As with so many other contentious issues, the questions of wrongful birth and wrongful life are now being adjudicated in the courts, where arguments about parental rights are pitting the interests of parents over against the interests of their unborn children.

“An unintended and particularly disconcerting consequence of all these new reproductive lawsuits is that they may bias the medical establishment toward termination, and some argue that such a bias already exists,” Weil acknowledges. The new field of “genetic counseling” adds yet another dimension of complication to the issue, with many genetic counselors evidently steering patients toward “starting again with a clean slate.”

Elizabeth Weil’s essay is itself an important marker in the nation’s debate over human dignity.
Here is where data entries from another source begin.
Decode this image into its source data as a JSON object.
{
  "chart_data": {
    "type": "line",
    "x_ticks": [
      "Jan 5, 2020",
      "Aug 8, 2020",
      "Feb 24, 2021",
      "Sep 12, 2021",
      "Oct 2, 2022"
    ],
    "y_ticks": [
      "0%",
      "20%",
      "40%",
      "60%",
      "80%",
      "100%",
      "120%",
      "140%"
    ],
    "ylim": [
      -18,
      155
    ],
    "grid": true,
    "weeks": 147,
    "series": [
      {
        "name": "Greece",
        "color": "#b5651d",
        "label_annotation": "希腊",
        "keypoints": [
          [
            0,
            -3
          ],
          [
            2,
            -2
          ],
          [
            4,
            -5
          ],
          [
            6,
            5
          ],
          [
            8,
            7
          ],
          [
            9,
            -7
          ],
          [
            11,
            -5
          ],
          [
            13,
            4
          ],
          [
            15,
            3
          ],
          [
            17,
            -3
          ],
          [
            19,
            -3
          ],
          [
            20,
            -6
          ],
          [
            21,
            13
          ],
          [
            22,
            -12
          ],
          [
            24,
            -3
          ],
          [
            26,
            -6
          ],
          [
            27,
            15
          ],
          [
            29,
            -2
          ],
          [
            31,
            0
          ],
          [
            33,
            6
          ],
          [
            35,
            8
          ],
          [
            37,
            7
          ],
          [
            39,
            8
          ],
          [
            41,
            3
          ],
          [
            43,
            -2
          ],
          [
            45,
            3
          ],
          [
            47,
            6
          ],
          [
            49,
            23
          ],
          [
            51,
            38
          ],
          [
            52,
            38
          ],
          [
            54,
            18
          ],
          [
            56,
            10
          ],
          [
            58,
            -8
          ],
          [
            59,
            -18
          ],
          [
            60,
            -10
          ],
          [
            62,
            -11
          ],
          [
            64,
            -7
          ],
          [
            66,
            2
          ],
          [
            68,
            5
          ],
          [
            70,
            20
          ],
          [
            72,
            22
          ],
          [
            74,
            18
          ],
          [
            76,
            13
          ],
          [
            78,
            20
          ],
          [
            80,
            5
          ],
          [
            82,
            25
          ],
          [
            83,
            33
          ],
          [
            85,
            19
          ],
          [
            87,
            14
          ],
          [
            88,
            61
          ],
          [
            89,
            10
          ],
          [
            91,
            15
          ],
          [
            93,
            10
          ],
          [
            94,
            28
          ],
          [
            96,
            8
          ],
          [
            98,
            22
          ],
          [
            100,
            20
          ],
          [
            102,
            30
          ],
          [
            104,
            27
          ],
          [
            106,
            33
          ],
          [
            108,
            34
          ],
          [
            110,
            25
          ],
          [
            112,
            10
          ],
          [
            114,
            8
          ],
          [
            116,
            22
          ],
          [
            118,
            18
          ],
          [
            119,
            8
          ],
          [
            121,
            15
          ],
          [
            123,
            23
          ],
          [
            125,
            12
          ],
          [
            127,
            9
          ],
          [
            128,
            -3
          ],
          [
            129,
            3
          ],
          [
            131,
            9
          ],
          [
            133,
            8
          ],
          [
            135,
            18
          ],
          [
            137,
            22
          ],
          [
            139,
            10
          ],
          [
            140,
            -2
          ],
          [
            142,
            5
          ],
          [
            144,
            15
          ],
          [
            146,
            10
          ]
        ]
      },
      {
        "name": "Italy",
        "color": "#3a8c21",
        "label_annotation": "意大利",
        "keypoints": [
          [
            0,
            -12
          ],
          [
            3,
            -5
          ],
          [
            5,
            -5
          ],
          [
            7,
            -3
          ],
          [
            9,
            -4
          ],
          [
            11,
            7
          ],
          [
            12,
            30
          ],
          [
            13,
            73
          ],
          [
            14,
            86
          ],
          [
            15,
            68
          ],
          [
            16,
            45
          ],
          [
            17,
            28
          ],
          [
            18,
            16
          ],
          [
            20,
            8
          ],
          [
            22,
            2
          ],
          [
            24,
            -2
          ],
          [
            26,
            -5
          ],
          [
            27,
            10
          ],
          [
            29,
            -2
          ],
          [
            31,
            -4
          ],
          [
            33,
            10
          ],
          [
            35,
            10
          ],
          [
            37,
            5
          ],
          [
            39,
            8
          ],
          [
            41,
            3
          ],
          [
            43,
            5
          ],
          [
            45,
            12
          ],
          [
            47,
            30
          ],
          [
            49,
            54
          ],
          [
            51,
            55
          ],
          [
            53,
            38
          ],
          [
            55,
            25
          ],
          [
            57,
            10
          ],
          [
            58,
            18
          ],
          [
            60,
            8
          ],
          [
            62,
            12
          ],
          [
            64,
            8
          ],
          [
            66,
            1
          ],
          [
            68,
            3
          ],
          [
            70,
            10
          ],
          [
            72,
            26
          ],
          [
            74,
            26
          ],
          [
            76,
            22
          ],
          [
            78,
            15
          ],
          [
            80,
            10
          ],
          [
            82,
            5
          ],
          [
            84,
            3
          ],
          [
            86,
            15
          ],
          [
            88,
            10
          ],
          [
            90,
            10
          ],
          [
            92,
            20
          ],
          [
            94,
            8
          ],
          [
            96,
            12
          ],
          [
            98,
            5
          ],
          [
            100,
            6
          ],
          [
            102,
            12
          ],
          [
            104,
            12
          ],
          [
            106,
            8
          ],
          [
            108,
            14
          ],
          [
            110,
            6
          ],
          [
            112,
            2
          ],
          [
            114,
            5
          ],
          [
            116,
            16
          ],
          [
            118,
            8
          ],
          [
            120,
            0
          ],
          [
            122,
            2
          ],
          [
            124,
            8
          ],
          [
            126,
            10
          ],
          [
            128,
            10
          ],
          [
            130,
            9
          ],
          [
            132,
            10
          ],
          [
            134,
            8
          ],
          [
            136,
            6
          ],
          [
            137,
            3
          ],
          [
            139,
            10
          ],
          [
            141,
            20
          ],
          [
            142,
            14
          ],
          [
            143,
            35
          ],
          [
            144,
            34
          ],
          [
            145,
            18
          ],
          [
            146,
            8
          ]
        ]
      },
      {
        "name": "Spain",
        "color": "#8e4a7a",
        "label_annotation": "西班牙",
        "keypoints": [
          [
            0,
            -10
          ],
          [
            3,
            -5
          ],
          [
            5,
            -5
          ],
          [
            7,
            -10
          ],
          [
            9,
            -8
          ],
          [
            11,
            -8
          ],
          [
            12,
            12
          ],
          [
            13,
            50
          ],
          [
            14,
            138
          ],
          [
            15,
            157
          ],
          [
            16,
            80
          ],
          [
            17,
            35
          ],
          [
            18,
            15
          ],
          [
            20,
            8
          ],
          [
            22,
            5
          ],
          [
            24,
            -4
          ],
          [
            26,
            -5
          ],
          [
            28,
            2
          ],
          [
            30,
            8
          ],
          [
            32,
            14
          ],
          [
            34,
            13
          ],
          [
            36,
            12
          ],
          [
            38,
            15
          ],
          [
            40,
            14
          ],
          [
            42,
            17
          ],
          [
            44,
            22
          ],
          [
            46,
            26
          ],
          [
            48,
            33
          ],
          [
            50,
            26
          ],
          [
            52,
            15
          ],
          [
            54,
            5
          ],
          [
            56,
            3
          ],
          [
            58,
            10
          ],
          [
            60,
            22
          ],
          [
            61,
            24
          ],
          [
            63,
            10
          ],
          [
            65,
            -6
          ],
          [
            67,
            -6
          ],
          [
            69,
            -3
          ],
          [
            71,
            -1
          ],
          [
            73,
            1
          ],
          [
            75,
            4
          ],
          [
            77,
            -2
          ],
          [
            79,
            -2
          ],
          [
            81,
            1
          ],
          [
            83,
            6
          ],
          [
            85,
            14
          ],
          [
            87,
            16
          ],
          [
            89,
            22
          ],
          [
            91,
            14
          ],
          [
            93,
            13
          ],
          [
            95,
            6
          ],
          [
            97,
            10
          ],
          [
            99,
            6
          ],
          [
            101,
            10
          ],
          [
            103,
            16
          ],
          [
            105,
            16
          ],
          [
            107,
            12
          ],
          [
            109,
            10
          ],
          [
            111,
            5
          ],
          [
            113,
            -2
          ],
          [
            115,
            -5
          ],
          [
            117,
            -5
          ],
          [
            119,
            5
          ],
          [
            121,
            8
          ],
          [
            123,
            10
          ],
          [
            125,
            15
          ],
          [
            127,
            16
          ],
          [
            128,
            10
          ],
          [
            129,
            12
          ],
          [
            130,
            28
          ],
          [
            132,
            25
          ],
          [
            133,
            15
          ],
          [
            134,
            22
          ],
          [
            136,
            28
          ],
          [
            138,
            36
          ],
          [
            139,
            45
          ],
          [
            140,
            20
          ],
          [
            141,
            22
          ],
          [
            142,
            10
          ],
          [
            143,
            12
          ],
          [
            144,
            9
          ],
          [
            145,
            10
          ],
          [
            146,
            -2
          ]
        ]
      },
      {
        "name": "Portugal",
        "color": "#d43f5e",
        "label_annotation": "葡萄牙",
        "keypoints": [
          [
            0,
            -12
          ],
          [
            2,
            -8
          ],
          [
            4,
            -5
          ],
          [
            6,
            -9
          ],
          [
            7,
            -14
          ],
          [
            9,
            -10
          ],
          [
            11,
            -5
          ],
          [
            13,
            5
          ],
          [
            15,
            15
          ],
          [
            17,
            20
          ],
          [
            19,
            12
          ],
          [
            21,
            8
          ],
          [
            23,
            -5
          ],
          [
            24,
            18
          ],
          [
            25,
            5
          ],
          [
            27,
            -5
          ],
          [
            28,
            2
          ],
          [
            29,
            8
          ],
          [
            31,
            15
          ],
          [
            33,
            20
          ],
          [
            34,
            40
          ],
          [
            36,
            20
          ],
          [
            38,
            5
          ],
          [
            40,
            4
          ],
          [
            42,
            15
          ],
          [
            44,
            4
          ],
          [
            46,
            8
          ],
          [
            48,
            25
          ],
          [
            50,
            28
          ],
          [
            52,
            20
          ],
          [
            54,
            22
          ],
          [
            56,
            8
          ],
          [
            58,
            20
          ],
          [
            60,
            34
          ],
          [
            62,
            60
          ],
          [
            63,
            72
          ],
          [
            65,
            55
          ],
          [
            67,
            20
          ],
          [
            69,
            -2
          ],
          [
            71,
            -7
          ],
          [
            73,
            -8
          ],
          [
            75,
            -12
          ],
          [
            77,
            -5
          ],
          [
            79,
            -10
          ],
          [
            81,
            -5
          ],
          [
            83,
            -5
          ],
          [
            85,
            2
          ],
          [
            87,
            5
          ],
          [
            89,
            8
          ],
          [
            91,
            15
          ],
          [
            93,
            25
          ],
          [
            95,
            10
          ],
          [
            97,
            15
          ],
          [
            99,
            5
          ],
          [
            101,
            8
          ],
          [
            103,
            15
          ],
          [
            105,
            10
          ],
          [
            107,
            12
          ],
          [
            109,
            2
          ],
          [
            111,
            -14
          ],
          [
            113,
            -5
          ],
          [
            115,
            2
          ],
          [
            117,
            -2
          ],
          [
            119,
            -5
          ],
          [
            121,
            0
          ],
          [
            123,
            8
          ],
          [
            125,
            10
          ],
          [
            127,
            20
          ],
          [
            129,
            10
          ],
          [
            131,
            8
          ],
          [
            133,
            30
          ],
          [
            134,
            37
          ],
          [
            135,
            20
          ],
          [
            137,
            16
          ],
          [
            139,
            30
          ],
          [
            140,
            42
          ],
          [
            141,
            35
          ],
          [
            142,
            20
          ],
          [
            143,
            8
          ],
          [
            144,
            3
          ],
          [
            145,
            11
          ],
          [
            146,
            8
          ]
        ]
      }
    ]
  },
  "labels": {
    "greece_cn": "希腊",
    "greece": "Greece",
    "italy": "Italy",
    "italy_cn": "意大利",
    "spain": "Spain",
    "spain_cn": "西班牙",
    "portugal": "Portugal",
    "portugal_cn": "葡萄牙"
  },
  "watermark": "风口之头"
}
Are all lives worth living? Elizabeth Weil and her husband decided to abort their unborn child, rather than to face the genetic complications that child was diagnosed as carrying. She expresses continuing confidence that they made the right decision. Still, the fact that she is the author of this essay indicates that questions remain, reaching even to the deepest levels of her own moral decision-making.

When any life is deemed to be unworthy of living, every single human life is cheapened, discounted, and threatened. We are living in an age increasingly without moral rules–an age in which choices about life and death are now commonly made with specific reference to what kind of child we would welcome, and what quality of life we will accept and protect. The Christian affirmation must be that every single life is worthy of living–every life is worthy of our protection, our care, and our welcome. No one should ever discount the difficulties of dealing with children who are born with severe genetic abnormalities or serious diseases. Most of us, within our extended families or circle of friends, are intimately familiar with just how excruciating many of these situations can be. Nevertheless, these are the very same issues we will all face in terms of issues at the end of life, and at many points between birth and death.

The eugenic temptation is, in this modern age of advanced medical technologies, always too close at hand. If we do not learn to resist it, human dignity will soon rest in the dustbin.